It was surely the most beautiful moment of his life. He was touched almost to tears by her perfect trust in him. All her dewy freshness, all her passionate beauty, all her vital young womanhood, was his for the taking. He had but to say: ‘Come with me now.... Como!’ and she would come. But was it wise to act so hastily? He plunged into a delirium of pleasurable emotion only to emerge with that question in his mind. With his lips clinging to hers he asked it. Was it wise? They would go away sooner or later: that was inevitable; but to go now, would it not be precipitate? To take a woman from her husband was a serious matter, involving unexampled responsibility. He would be bound to her more surely than by any legal marriage. And the scandal, the hateful publicity, the dragging of one’s name through the divorce courts—it was all so intolerable to a sensitive man.

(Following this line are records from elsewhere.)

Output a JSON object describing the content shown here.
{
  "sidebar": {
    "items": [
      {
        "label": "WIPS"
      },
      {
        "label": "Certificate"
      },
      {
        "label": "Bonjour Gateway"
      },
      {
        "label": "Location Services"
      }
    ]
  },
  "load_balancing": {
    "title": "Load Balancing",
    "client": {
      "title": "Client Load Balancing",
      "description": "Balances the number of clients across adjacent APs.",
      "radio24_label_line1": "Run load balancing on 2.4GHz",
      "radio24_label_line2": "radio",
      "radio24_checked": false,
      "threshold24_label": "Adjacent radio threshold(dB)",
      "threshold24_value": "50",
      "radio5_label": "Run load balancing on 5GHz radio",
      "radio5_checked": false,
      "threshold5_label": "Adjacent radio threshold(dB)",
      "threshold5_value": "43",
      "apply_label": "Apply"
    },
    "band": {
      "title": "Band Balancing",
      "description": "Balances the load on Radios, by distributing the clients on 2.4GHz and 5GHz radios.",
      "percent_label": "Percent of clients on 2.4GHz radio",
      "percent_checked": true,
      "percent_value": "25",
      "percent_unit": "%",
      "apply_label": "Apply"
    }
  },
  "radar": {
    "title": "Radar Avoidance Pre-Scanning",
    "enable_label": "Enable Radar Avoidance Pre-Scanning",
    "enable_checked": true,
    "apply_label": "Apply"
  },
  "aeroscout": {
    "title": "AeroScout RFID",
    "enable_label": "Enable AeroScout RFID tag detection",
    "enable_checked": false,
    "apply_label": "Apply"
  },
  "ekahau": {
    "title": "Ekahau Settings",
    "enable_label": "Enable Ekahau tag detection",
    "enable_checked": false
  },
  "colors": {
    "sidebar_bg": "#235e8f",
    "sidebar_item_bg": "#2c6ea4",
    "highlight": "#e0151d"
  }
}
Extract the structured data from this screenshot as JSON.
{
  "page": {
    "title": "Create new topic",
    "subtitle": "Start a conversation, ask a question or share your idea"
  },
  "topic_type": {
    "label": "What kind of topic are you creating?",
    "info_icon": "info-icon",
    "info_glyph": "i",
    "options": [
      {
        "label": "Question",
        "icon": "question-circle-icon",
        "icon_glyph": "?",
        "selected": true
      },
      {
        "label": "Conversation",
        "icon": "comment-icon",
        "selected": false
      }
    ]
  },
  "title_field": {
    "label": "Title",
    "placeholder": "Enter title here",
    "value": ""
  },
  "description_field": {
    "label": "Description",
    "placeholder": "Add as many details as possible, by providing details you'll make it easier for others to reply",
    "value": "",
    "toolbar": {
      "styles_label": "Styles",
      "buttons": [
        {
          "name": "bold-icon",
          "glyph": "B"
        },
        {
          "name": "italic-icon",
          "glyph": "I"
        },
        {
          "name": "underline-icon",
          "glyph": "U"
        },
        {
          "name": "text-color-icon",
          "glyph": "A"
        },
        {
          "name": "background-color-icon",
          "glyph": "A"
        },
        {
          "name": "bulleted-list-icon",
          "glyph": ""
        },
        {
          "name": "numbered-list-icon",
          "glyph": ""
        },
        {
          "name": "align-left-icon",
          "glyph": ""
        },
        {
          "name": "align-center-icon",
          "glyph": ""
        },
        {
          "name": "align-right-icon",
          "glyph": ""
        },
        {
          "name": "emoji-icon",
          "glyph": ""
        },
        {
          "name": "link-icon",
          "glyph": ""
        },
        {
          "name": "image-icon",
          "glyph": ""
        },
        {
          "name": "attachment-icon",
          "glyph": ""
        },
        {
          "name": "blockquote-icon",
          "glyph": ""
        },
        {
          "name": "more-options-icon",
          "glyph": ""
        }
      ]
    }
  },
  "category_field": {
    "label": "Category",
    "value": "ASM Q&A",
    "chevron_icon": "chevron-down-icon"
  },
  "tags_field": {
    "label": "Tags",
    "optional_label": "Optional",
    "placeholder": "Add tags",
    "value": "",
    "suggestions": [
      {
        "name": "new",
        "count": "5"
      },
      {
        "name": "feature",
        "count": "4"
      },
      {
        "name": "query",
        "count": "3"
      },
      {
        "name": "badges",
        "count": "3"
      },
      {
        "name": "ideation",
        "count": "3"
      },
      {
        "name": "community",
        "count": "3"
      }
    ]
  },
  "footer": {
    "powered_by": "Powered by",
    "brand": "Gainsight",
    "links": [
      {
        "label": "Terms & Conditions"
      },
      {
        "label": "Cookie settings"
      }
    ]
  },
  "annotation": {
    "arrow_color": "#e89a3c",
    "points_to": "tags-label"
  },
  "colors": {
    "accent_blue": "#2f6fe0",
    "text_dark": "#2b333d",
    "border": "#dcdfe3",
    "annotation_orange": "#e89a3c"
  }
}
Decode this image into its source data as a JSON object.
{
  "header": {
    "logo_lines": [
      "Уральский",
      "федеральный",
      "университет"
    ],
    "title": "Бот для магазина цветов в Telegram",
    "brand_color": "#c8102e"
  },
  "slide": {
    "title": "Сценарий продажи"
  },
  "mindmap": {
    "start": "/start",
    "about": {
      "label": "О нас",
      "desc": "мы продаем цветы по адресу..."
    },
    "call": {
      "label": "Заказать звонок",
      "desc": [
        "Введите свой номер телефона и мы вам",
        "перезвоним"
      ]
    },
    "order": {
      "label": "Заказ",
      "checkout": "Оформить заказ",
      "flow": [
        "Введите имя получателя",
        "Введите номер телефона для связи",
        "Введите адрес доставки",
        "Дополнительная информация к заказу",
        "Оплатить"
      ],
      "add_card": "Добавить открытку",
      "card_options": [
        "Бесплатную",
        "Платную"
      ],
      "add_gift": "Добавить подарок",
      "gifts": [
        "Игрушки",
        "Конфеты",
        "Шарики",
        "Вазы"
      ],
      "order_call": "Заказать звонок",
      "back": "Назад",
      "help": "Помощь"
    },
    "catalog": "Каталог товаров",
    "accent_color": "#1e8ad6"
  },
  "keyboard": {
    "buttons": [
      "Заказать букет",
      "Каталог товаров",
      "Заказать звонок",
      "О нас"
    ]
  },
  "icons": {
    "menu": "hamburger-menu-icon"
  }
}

He would incur the enmity of many people, and he would lose Elsie. Elsie would divorce him, would perhaps forget him and re-marry....
He released Marion from that mad embrace.
‘What am I to do, darling?’ she repeated.
‘Let me think, dear,’ he said, stroking his troubled brow. ‘Let me think. Above all we must listen to the voice of reason. So much depends on this. Don’t you think it would be best for you to go back? Only for a while, of course.’
She stared as though he had spoken in an unknown tongue. ‘Go back? Go back to John?’
‘Only for a few weeks, darling, until I can see daylight, and make all arrangements.’
She stepped back from him a few paces, as if to survey him the better. Her eyes had the surprised and stricken look of a child unaccountably hurt.
‘I don’t think I understand. Are you telling me to go back to my husband? You, are you telling me that?’
‘My darling girl, don’t you see....’
‘Do you understand what that means? Go back to my husband who, when I last saw him, was raging like a beast. Go back to him and, if he doesn’t kill me, be his woman.’